A stratified L2-discrepancy with application to space-filling designs
成果类型:
Article; Early Access
署名作者:
Tian, Ye; Xu, Hongquan
署名单位:
Beijing University of Posts & Telecommunications; University of California System; University of California Los Angeles
刊物名称:
JOURNAL OF THE ROYAL STATISTICAL SOCIETY SERIES B-STATISTICAL METHODOLOGY
ISSN/ISSBN:
1369-7412
DOI:
10.1093/jrsssb/qkaf055
发表日期:
2025
关键词:
strong orthogonal arrays
discrepancy
摘要:
Space-filling designs are widely used in computer experiments. We propose a stratified L2-discrepancy to evaluate the uniformity of a design when the design domain is stratified into various subregions. Weights are used to adjust preferences for the uniformity over subregions in each stratification. The stratified L2-discrepancy is easy to compute, satisfies a Koksma-Hlawka type inequality, and overcomes the curse of dimensionality that exists for other discrepancies.

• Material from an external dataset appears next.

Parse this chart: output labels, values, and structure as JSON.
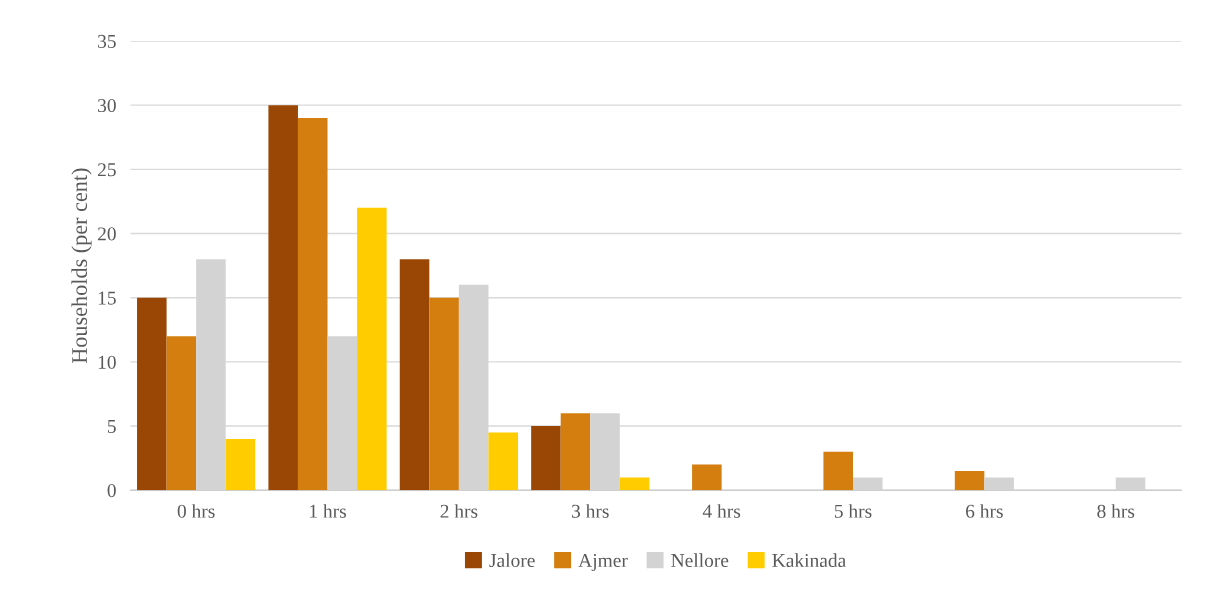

It is applicable to a broad class of designs, and covers several minimum aberration-type criteria as special cases. Strong orthogonal arrays of maximum strength are shown to have low stratified L2-discrepancies, and thus are suitable for computer experiments. In addition, we develop a lower bound for the stratified L2-discrepancy and provide a construction method for designs that achieve the lower bound. We further introduce a general version of the stratified L2-discrepancy for evaluating designs with flexible stratification properties.